Every year my dad would make his own Christmas cards, silk screen masterpieces with both outside cover and inside artwork, sometimes using as many as four different colors for each image. He would meticulously make his own screens, by hand, part of a long, tedious and time-consuming process which he began in August, with drawings. Each year was unique, inspired, and often somewhat representative of the popular styles of its era - his 60’s cards, for instance, are unmistakably so. I’m not sure what year Robert Cottingham started this wonderful Cottingham tradition, but I suspect it was early on in my parent’s marriage, so there are probably Christmas cards out there from the early 1950’s, and he never skipped a year right up until his death in 1982, while working on the 1982/83 card.

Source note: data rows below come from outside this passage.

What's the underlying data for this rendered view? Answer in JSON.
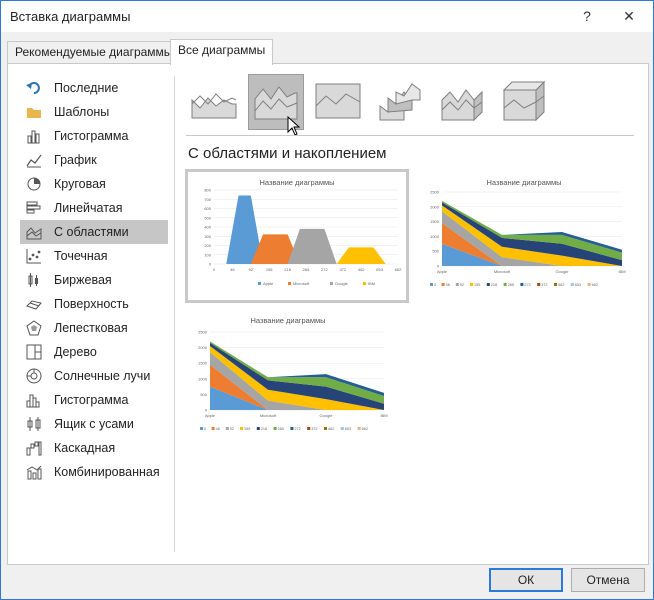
{
  "window": {
    "title": "Вставка диаграммы",
    "help_glyph": "?",
    "close_glyph": "✕"
  },
  "tabs": [
    {
      "label": "Рекомендуемые диаграммы",
      "active": false
    },
    {
      "label": "Все диаграммы",
      "active": true
    }
  ],
  "sidebar": {
    "items": [
      {
        "label": "Последние",
        "icon": "undo-arrow-icon"
      },
      {
        "label": "Шаблоны",
        "icon": "folder-icon"
      },
      {
        "label": "Гистограмма",
        "icon": "column-chart-icon"
      },
      {
        "label": "График",
        "icon": "line-chart-icon"
      },
      {
        "label": "Круговая",
        "icon": "pie-chart-icon"
      },
      {
        "label": "Линейчатая",
        "icon": "bar-chart-icon"
      },
      {
        "label": "С областями",
        "icon": "area-chart-icon",
        "selected": true
      },
      {
        "label": "Точечная",
        "icon": "scatter-chart-icon"
      },
      {
        "label": "Биржевая",
        "icon": "stock-chart-icon"
      },
      {
        "label": "Поверхность",
        "icon": "surface-chart-icon"
      },
      {
        "label": "Лепестковая",
        "icon": "radar-chart-icon"
      },
      {
        "label": "Дерево",
        "icon": "treemap-icon"
      },
      {
        "label": "Солнечные лучи",
        "icon": "sunburst-icon"
      },
      {
        "label": "Гистограмма",
        "icon": "histogram-icon"
      },
      {
        "label": "Ящик с усами",
        "icon": "box-whisker-icon"
      },
      {
        "label": "Каскадная",
        "icon": "waterfall-icon"
      },
      {
        "label": "Комбинированная",
        "icon": "combo-chart-icon"
      }
    ]
  },
  "subtypes": {
    "selected_index": 1,
    "items": [
      "area-icon",
      "stacked-area-icon",
      "percent-stacked-area-icon",
      "area-3d-icon",
      "stacked-area-3d-icon",
      "percent-stacked-area-3d-icon"
    ]
  },
  "section_title": "С областями и накоплением",
  "colors": {
    "accent": "#2b79d8",
    "blue": "#5b9bd5",
    "orange": "#ed7d31",
    "gray": "#a5a5a5",
    "yellow": "#ffc000",
    "darkblue": "#264478",
    "green": "#70ad47",
    "navy": "#255e91",
    "brown": "#9e480e",
    "olive": "#997300",
    "lightblue": "#9dc3e6",
    "peach": "#f4b183"
  },
  "chart_data": [
    {
      "type": "area",
      "title": "Название диаграммы",
      "x": [
        "0",
        "46",
        "92",
        "138",
        "184",
        "230",
        "276",
        "322",
        "368",
        "414",
        "460",
        "506",
        "552",
        "598",
        "644",
        "690"
      ],
      "x_tick_labels": [
        "0",
        "46",
        "92",
        "155",
        "218",
        "265",
        "272",
        "372",
        "462",
        "653",
        "662"
      ],
      "y_tick_labels": [
        "0",
        "100",
        "200",
        "300",
        "400",
        "500",
        "600",
        "700",
        "800"
      ],
      "ylim": [
        0,
        800
      ],
      "series": [
        {
          "name": "Apple",
          "values": [
            0,
            0,
            740,
            740,
            0,
            0,
            0,
            0,
            0,
            0,
            0,
            0,
            0,
            0,
            0,
            0
          ]
        },
        {
          "name": "Microsoft",
          "values": [
            0,
            0,
            0,
            0,
            320,
            320,
            320,
            0,
            0,
            0,
            0,
            0,
            0,
            0,
            0,
            0
          ]
        },
        {
          "name": "Google",
          "values": [
            0,
            0,
            0,
            0,
            0,
            0,
            0,
            380,
            380,
            380,
            0,
            0,
            0,
            0,
            0,
            0
          ]
        },
        {
          "name": "IBM",
          "values": [
            0,
            0,
            0,
            0,
            0,
            0,
            0,
            0,
            0,
            0,
            0,
            180,
            180,
            180,
            0,
            0
          ]
        }
      ],
      "legend": [
        "Apple",
        "Microsoft",
        "Google",
        "IBM"
      ],
      "legend_position": "bottom"
    },
    {
      "type": "area",
      "title": "Название диаграммы",
      "categories": [
        "Apple",
        "Microsoft",
        "Google",
        "IBM"
      ],
      "y_tick_labels": [
        "0",
        "500",
        "1000",
        "1500",
        "2000",
        "2500"
      ],
      "ylim": [
        0,
        2500
      ],
      "legend": [
        "0",
        "46",
        "92",
        "155",
        "218",
        "265",
        "272",
        "372",
        "462",
        "653",
        "662"
      ],
      "legend_position": "bottom"
    },
    {
      "type": "area",
      "title": "Название диаграммы",
      "categories": [
        "Apple",
        "Microsoft",
        "Google",
        "IBM"
      ],
      "y_tick_labels": [
        "0",
        "500",
        "1000",
        "1500",
        "2000",
        "2500"
      ],
      "ylim": [
        0,
        2500
      ],
      "legend": [
        "0",
        "46",
        "92",
        "155",
        "218",
        "265",
        "272",
        "372",
        "462",
        "653",
        "662"
      ],
      "legend_position": "bottom"
    }
  ],
  "footer": {
    "ok_label": "ОК",
    "cancel_label": "Отмена"
  }
}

My first holiday card was actually a playbill drawing for a theatrical production of Dicken’s "The Christmas Bride", which they liked so much they turned it into packs of Christmas cards for sale in the lobby of the show. I received my fair share of them, and sent them out as my holiday card that year. I skipped a couple of years before drawing another, skipped a year, then did the first of what has proven an annual tradition in / since 1998. Like my dad, I try to do something a little different from year to year, and am often influenced by current events. But unlike my dad, I simply draw a single image, no screens, nothing compared to the amount of effort he needed, and yet, I’m always feeling the pressure to get it done before it’s too late, the time crunch. I’ve had a whole year to draw a single postcard, but you wouldn’t know it by me come November.
We have our best conversations when I’m drawing a holiday card, because he’s in every drawing I do, and who else could better help me from beyond than the greatest artist I’ve ever known? Truth be told, I couldn’t and wouldn’t have done it without him.
These days the first printing of the card is the Santacon version, it says "Happy Santacon" instead of "Happy Holidays", and I hand out about a thousand of them at the NYC Santacon. I am Santa, after all, so it does make sense that I would participate in an annual convention of drunken Santa revelry and elf-touchers. The second printing is a few hundred, and these get mailed out to family and friends and a couple hundred other people I owe money to.